The Bullitt History of Medicine Club promotes the understanding and appreciation of the historical foundations upon which current medical knowledge and practice are constructed by encouraging social and intellectual exchanges between faculty members, medical students and members of the community.

In this program, Nancy Tomes (distinguished professor of history at Stony Brook University) will present her talk “Panic in the Streets.”

In public health, fear-based campaigns are regarded with caution and concern because their side effects of stigma and scapegoating can be so toxic. Those worries have been shaped by an awareness of the formidable power of traditional media (newspapers, radio, TV) and now the “new” social media to amplify public health messaging in unexpected and undesirable ways. In this talk, Tomes will present a brief history of what she terms the “panic problem” in American public health practice to stimulate a discussion of these questions: how do we motivate people to act in a public health crisis without inducing some degree of fear? Is there a place for healthy fear in public health messaging today, and if so, what would it look like?

Join in person at the Mary Ellen Jones Building, Room 3112. No registration required for the in-person component; masks encouraged.

Register for the “Panic in the Streets” livestream

Wilson Library Research Forum
Wednesday, February 8 | 12 – 1:15 p.m. | virtual event

Hear from researchers about projects that draw on the collections and expertise of the Wilson Special Collections Library.

“Keep Within Compass”: Geography and Girlhood in the American South, 1783-1865
Emily Wells, Southern Studies Dissertation Research Fellowship

Semblance of Freedom: The Resilience and Resistance of Virtual Slaves in the Southern Legal Regime
Catherine Stiefel, Southern Studies Dissertation Research Fellowship

The Other Chinese Question: Immigration, Race and the Problem of Labor in the Age of Emancipation
Samuel Niu, Southern Studies Pre-Dissertation Prospectus Fellowship

Register for the Wilson Research Forum

Finding Your People: Exploring the Past, Present and Future of Documenting Black Families in Special Collections and Archives
Thursday, February 9 | 1:30 – 3 p.m. | virtual event

The Black family, its structure, representation and characteristics seem to be a near-constant topic of question and conjecture in our society. What role do archives play in these discussions and our understanding of the Black family?

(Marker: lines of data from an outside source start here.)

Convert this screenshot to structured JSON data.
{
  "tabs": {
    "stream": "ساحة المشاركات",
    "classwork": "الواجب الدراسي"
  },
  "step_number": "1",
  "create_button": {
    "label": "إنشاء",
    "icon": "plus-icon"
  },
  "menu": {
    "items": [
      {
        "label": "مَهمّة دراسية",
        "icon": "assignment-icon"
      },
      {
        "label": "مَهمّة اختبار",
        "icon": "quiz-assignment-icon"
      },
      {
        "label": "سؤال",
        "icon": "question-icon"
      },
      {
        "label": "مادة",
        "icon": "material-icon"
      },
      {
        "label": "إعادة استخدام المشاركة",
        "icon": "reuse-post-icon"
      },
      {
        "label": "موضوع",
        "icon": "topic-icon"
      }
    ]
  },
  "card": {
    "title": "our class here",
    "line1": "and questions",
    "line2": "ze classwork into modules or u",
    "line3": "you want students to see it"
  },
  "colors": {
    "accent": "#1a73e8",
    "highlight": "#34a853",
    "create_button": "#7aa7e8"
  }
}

This panel discussion will bring together faculty researchers and archival practitioners to discuss the representation of Black families in the archive, the history and impact of collecting, where we are at this current moment, and what the future of Black family collections might look like.

This virtual event is co-sponsored by the Andrew W. Mellon Fellowship for Diversity, Inclusion & Cultural Heritage at Rare Book School.

Register for Finding Your People

Author talk: Deke Dickerson on “Sixteen Tons: The Merle Travis Story”
Wednesday, February 15 | 12 – 1 p.m. | virtual event

“Sixteen Tons” is the story of country music legend Merle Travis, a brilliant, multi-talented and deeply troubled artist who is widely considered a genius. A world-class guitarist who dazzled audiences with his Kentucky thumb-picking style, Travis was also a pioneering songwriter who wrote such classics as “Dark as a Dungeon” and “Sixteen Tons.”

This book is the result of a recently-discovered treasure trove of Travis’ unpublished autobiographical writings, which have been fleshed out with an immersive deep-dive biography by researcher and musical historian Deke Dickerson. It details the highs of a career that began with a string of nine straight Top 5 singles in the 1940s and the lows of a lifelong struggle with alcoholism that developed into an addiction to pills that nearly killed Merle when he was running with Johnny Cash in the late 1950s. Travis ultimately reemerged to become a Grammy-winning artist who inspired millions and became a music legend.

Register for the Deke Dickerson author talk

The Exquisite Lumbee: An artist talk with Ashley Minner
Thursday, February 16 | 12 – 1 p.m. | virtual event

Ashley Minner will share about her practice as a community-based visual artist and tell the story of the Exquisite Lumbee, one of her best-known and most widely shown projects to date. A collaboratively produced body of work featuring life-sized photo portraits and an artist book that borrows its form from a surrealist game, the Exquisite Lumbee invites the world to see a particular community of people in a particular place on their own terms.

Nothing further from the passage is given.